Au détour du chemin, juste après un ravissant stupa dans lequel prônait l’effigie d’une de ses émanations, Il était là assis, vêtu de sa robe de moine à la chaleureuse couleur orange et sa silhouette en posture de méditation, se détachait dans la pénombre de la pré-aurore naissante en l’illuminant d’une intense clarté. L’auguste Pèlerin, ne voulant en aucun cas perturber le Vénérable méditant, s’assit silencieusement en face de Lui, non sans l’avoir préalablement salué avec respect voire dévotion, selon les us et coutumes de sa contrée natale. Sortant progressivement de son extase méditative, le Sage solitaire ouvrit lentement ses yeux, regarda d’abord autour de lui pour ensuite fixer droit son interlocuteur.

Alors, leurs deux regards se croisèrent et, vu l’intensité de cette préhension visuelle, un dialogue s’établit dans des niveaux qui nous sont jusqu’à présents inconnus. Se souriant mutuellement, les rayons qu’ils émettaient, semblables aux rais du soleil perçants les nuages, irradiaient une joie intense, une plénitude transcendante…

Ce fut le Bouddha qui prit le premier la parole: « Bienvenue à Toi, le Nozaréen, je t’attends depuis des siècles.

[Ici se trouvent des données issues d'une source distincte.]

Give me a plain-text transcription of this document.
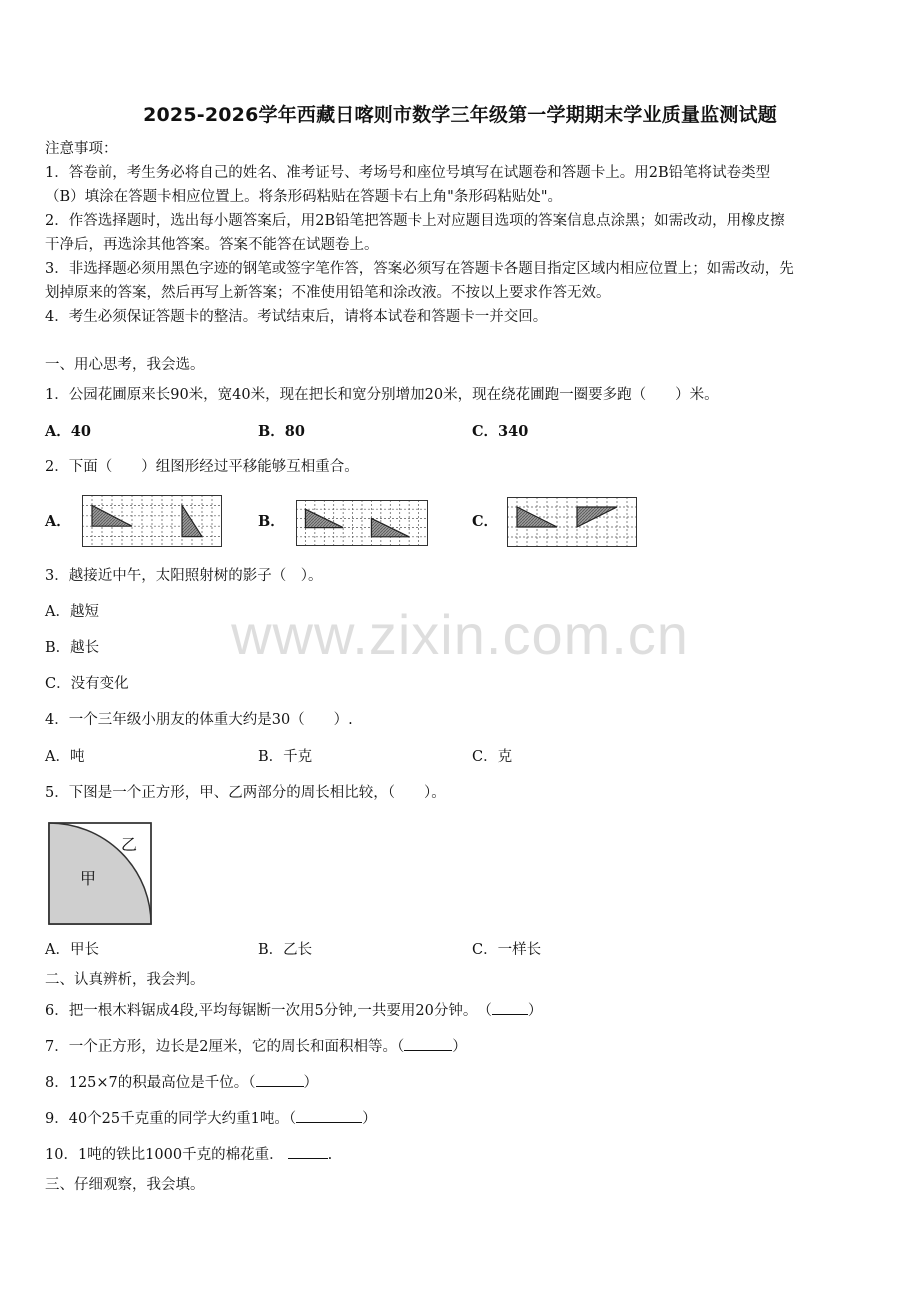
2025-2026学年西藏日喀则市数学三年级第一学期期末学业质量监测试题
注意事项：
1．答卷前，考生务必将自己的姓名、准考证号、考场号和座位号填写在试题卷和答题卡上。用2B铅笔将试卷类型
（B）填涂在答题卡相应位置上。将条形码粘贴在答题卡右上角"条形码粘贴处"。
2．作答选择题时，选出每小题答案后，用2B铅笔把答题卡上对应题目选项的答案信息点涂黑；如需改动，用橡皮擦
干净后，再选涂其他答案。答案不能答在试题卷上。
3．非选择题必须用黑色字迹的钢笔或签字笔作答，答案必须写在答题卡各题目指定区域内相应位置上；如需改动，先
划掉原来的答案，然后再写上新答案；不准使用铅笔和涂改液。不按以上要求作答无效。
4．考生必须保证答题卡的整洁。考试结束后，请将本试卷和答题卡一并交回。
一、用心思考，我会选。
1．公园花圃原来长90米，宽40米，现在把长和宽分别增加20米，现在绕花圃跑一圈要多跑（　　）米。
A．40	B．80	C．340
2．下面（　　）组图形经过平移能够互相重合。
A．	B．	C．
3．越接近中午，太阳照射树的影子（　）。
A．越短
B．越长
C．没有变化
www.zixin.com.cn
4．一个三年级小朋友的体重大约是30（　　）.
A．吨	B．千克	C．克
5．下图是一个正方形，甲、乙两部分的周长相比较，（　　）。
甲
乙
A．甲长	B．乙长	C．一样长
二、认真辨析，我会判。
6．把一根木料锯成4段,平均每锯断一次用5分钟,一共要用20分钟。　（ ）
7．一个正方形，边长是2厘米，它的周长和面积相等。（	）
8．125×7的积最高位是千位。（	）
9．40个25千克重的同学大约重1吨。（	）
10．1吨的铁比1000千克的棉花重．	.
三、仔细观察，我会填。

As-tu fais bonne route? » Jésus lui répondit: « La grâce de l’Esprit et la paix intérieure sont en Toi, Vénérable Prédécesseur. » Après des préliminaires conviviaux et chaleureux, ils entamèrent le vrai sujet de leur rencontre:

« Alors, noble Essénien, face à l’humanité toujours en constante contradiction, en souffrance perpétuelle, en errance prolongée, se complaisant dans l’ignorance, qu’as-tu trouvé, depuis le temps écoulé, comme meilleur remède aux maux de l’Humanité? »

« Tathaghâta réalisé, j’ai pris la même voie, comme Toi je suis allé consulter des maîtres, ils m’ont fourni des réponses toutes faites, je n’en fus pas satisfait. Alors, notre pays étant aride et les arbres fort recherchés et peu propices à l’isolement, je suis allé, à Ton exemple, me retrouver solitaire dans le désert, à l’ombre de mon rocher. Là, dans une méditation de plusieurs dizaines de jours, le chemin intérieur s’est accompli. A Ton image, je suis allé au plus profond de moi pour comprendre le mécanisme de l’Homme, comprendre ses joies et ses peines, ses forces et ses faiblesses. Comme Toi, j’ai du affronter le Diable, à savoir mon double dans cette part d’ombre que protège jalousement l’Ego. Comme Toi j’ai du renoncer à la gloire et au triomphe mondain, comme Toi, enfin, j’ai résisté à la tentation de l’illusion du Soi. »

 » Parlons un peu de l’illusion, Toi fils du Père; celle dans laquelle le monde et ses religions se bercent nonchalamment. Le diable, ce cher Mâra, m’as Tu raconté, T’as intimé l’ordre de sauter dans le vide du haut de la falaise devant Ton rocher, arguant qu’étant le Fils de Dieu, ses anges viendraient T’empêcher de T’écraser. Joli récit, mais qu’y a-t-il de vrai là dedans. Es-Tu plus l’enfant de Dieu que moi, ou T’a-t-on désigné, selon la tradition de Ton pays, comme étant l’incarnation du Divin? »

 » C’est une longue affaire, vénérable Muni, la Tradition est la même, nous appartenons tous à cette essence divine, mais ceux qui ont été chargé de nous la transmettre l’ont dénaturée, souvent à leur profit, sans discernement et avec tyrannie. Ils ont mélangé sciemment, par une ignorance mal feinte, les différents messages du Verbe, ils ont occulté la véritable signification de ceux-ci, quand ils estimaient l’avoir plus ou moins compris, afin de ne pas voir les pauvres d’esprit leur ressembler et revendiquer ainsi les mêmes pouvoirs. »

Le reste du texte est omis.